The Last Chapters of How To Talk So Kids Can Learn

How To Talk So Kids Can Learn was, in my opinion, an excellent book. Sure, many of the suggestions were very simple, ridiculously simple even, and yes, the cartoons took that simplification to a suffocatingly cute level, but the content was still good and I think I learned a lot.
For example, in Chapter 5, just thinking about how neither praise nor criticism functions as a motivator as well as simple description of a student's behavior made me realize that I could use the tactic on myself. So frequently, I find myself telling myself how poorly I'm doing, what I'm doing wrong. A common reaction to this self-deprecation is an internal voice reassuring me that, actually, I'm awesome. But I can never quite accept the compliments I mentally manifest for myself. If I'm awesome, why am I do I always feel like I'm behind?
Just before writing this blog post, I was feeling tired and demotivated. Instead of slapping myself to wake up and feverishly meditating on a mantra like "You're capable, you're motivated, good job let's keep going," I calmly reviewed what I had accomplished. Almost immediately I found myself feeling better, I had already done so much!
The last three chapters, 6,7 and 8, had some good information too. Chapter 6 went over how to free children from roles they get stuck in. I can use this with my friends who have accepted behavior as part of their identities that they would be better off without. It's interested how much we are affected by others' perceptions of us.
Chapter 7 went over how important the Parent/Teacher relationship is.
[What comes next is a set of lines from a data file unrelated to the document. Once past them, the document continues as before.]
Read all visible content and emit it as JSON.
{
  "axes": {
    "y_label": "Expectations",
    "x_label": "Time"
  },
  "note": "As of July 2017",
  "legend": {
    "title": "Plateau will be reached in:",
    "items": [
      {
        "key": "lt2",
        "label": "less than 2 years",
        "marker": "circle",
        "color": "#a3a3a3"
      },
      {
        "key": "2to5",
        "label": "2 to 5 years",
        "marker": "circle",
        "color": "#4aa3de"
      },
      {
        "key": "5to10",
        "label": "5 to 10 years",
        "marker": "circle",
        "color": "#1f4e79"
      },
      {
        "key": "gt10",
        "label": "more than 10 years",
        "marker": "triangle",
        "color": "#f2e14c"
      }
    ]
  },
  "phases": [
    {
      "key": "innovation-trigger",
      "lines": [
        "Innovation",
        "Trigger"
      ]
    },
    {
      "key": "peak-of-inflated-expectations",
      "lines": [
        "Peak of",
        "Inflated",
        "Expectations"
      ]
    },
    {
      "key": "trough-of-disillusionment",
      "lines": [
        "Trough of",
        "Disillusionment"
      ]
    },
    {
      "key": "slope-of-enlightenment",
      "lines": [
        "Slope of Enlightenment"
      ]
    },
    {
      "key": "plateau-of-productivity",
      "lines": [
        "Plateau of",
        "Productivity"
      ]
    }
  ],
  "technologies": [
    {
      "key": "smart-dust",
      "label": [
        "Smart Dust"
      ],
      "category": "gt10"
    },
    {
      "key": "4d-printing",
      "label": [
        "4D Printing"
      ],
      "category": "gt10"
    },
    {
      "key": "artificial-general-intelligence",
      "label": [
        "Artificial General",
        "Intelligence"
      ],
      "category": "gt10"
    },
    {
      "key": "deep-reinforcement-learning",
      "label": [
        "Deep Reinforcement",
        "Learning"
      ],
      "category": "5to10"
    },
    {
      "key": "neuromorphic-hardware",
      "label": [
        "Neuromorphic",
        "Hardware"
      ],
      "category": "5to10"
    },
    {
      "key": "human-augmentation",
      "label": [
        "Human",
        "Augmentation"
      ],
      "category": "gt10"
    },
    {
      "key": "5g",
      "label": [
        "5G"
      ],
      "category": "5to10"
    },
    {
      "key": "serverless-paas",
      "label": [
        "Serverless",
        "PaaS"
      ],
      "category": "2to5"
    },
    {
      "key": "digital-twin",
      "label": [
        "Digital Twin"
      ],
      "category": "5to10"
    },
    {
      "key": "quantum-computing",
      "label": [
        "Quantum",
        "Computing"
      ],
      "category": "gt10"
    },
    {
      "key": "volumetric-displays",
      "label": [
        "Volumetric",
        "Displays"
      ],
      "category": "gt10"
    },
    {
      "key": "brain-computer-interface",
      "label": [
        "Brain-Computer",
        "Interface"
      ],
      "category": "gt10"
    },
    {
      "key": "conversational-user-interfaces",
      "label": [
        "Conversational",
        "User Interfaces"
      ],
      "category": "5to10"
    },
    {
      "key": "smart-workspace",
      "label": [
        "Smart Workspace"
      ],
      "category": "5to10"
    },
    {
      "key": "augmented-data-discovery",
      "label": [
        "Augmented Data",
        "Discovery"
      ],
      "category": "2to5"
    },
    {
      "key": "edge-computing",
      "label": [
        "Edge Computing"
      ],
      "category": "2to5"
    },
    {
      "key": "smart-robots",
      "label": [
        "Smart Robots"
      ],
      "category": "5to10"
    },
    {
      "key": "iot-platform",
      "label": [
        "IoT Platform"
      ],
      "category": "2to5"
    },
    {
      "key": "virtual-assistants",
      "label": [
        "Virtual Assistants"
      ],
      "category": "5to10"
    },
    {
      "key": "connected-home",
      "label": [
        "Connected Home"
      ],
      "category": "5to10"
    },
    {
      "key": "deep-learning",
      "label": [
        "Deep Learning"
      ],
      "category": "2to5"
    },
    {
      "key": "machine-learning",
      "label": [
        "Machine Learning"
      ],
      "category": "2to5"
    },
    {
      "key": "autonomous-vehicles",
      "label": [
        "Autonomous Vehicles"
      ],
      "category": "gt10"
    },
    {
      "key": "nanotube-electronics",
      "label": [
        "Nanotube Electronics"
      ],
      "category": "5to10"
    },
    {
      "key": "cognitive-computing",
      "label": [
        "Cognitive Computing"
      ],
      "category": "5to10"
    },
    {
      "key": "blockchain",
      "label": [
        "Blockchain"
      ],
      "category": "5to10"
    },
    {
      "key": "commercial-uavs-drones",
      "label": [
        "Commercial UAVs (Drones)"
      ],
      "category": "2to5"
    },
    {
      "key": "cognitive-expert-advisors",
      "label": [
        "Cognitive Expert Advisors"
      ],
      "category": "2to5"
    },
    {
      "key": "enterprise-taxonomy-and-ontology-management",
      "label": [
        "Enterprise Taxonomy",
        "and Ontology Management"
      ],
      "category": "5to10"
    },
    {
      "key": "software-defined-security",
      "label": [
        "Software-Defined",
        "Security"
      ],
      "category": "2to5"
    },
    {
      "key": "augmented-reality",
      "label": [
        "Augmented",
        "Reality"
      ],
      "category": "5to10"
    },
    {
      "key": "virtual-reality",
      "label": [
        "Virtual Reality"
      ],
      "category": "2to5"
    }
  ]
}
Basically, teachers and parents have very similar needs to a typical human when interacting with others: Appreciation and acknowledgement of their efforts, respect and the willingness of the other party to work with them.
Chapter 8 was the shortest and most profound. If we can employ tactics in our interactions with others (our students especially) that indicate good listening, inspire confidence, reaffirm accomplishments, reinforce constructive roles and radiate respect we can improve our lives and the lives of those we wish to help. It sounds simple, and that's because it is.
I learned a lot from this book, I even liked the cartoons.

1 comment:

  1. I definitely had a reality check when the book suggested that "great job" is not good enough feedback. I immediately stopped grading papers with "good job" and started including actual feedback. It takes me a lot longer to get through papers, but if I think back, I really appreciated when my own teachers included specific comments on what I did well and what I struggled with.

    The section on roles also really opened my eyes. As long as people continue to be labeled, they either meld themselves into those expectations, or fret over not being able to live up to the label. I definitely try a lot harder to praise specifically and outside of labels, as well as be constructive without assigning a role. I thought it was completely appropriate that this book outlined how hard it was to put new strategies into practice.